Sure to be widely-commented upon among other scenes and lines in "North By Northwest" is a love scene between Miss Saint and Grant, as memorable as Hitchcock's famous scene between Grant and Ingrid Bergman in "Notorious." The current scene takes place in a train compartment, as the pair are en route to Chicago, and Grant's comment as he comes up for air--"beats flying"--may well enter the language.

Robert Burks' VistaVision-Technicolor photography, whether in the hot yellows of the prairie plain, or the soft green of South Dakota forests, is lucid and imaginatively composed. It is the first Metro release in VistaVision, a process Hitchcock prefers. Robert Boyle's production design, abetted by art direction by William A. Horning and Merrill Pye, is fine in every detail. Set decoration by Henry Grace and Frank McKelvey is equally an asset.
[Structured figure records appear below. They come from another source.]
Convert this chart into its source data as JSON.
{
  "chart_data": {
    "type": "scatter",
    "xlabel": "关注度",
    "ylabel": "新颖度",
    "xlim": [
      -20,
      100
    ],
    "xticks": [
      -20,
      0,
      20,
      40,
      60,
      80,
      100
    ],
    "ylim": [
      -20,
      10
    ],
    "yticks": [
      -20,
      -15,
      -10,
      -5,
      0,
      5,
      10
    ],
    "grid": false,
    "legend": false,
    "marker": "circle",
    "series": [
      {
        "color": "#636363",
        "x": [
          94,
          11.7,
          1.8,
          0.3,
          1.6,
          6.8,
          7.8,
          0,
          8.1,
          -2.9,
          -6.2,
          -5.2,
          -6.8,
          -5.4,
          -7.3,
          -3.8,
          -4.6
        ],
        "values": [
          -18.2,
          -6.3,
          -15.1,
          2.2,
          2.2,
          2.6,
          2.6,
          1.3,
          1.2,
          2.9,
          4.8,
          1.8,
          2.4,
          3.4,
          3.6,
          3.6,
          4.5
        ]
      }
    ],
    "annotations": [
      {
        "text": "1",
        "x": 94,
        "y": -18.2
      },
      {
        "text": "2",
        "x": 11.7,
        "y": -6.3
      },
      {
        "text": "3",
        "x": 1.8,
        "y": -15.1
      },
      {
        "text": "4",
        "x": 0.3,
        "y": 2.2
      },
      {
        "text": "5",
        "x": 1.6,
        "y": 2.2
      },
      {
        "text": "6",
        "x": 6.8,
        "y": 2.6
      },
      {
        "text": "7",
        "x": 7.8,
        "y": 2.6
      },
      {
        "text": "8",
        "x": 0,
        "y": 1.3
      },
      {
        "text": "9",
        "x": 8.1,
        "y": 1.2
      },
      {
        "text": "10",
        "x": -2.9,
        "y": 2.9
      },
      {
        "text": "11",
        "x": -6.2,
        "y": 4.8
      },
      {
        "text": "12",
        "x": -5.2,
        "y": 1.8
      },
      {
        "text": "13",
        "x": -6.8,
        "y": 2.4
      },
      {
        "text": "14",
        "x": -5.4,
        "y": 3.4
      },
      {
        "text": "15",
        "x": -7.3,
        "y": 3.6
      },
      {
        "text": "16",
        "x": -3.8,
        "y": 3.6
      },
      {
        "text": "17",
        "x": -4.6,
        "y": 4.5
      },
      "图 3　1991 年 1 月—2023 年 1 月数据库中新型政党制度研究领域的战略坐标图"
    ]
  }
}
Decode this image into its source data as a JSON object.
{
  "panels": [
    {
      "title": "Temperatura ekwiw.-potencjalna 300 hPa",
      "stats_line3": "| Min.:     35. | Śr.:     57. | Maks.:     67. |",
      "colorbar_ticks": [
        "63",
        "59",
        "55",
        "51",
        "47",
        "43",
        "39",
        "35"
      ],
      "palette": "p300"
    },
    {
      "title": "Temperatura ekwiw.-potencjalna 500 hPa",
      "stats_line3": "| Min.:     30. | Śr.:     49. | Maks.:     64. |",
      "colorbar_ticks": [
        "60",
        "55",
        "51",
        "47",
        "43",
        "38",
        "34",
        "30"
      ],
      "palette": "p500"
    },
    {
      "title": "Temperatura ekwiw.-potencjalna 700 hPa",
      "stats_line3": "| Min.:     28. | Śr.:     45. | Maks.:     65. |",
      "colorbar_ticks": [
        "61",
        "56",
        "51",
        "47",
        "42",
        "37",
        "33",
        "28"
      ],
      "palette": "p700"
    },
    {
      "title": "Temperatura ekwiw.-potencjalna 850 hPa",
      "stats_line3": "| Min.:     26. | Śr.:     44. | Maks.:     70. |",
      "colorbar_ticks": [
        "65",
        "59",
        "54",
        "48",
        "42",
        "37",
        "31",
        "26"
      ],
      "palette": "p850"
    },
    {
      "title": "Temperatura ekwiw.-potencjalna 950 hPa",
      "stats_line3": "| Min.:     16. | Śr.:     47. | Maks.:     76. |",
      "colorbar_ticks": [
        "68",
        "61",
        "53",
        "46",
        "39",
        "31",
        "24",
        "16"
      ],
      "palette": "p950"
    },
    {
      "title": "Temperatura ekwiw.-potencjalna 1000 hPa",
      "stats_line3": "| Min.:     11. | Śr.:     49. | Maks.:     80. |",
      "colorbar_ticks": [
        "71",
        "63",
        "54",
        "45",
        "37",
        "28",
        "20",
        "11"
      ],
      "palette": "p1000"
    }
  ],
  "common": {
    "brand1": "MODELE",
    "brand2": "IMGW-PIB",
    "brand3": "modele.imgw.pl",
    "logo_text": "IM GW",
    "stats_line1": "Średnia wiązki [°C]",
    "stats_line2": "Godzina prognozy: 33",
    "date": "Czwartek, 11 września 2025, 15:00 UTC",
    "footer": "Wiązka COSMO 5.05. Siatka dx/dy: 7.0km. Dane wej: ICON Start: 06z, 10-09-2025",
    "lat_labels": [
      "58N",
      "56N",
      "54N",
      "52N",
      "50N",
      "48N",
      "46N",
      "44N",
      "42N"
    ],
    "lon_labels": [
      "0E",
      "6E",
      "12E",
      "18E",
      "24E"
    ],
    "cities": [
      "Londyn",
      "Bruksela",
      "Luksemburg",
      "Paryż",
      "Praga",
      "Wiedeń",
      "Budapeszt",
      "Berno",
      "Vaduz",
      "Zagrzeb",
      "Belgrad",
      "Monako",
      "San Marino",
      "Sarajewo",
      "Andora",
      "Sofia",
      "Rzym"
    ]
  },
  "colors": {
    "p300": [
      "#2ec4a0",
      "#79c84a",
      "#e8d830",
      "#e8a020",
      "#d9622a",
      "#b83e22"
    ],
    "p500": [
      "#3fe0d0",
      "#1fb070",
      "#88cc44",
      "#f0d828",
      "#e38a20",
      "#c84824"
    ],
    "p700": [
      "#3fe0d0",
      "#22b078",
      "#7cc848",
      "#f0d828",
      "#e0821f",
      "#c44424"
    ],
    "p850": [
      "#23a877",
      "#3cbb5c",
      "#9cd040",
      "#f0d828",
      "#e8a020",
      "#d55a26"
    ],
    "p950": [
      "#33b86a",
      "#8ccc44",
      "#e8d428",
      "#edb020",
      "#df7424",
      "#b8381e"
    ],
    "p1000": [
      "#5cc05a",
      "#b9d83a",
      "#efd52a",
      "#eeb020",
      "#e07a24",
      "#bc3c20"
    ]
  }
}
Bernard Herrmann's score is a tingling one, particularly in the Mount Rushmore sequences, but light where mood requires. Editing by George Tomasini is slick and enhances the process work. Sound by Franklin Milton, who is especially adept at exterior realism, is first-rate. Herbert Coleman was associate producer.

Powe.

1959: Nominations: Best Original Story & Screenplay, Color Art Direction, Editing
 
(Color) Available on VHS, DVD. Original review text from 1959. Running time: 136 MIN.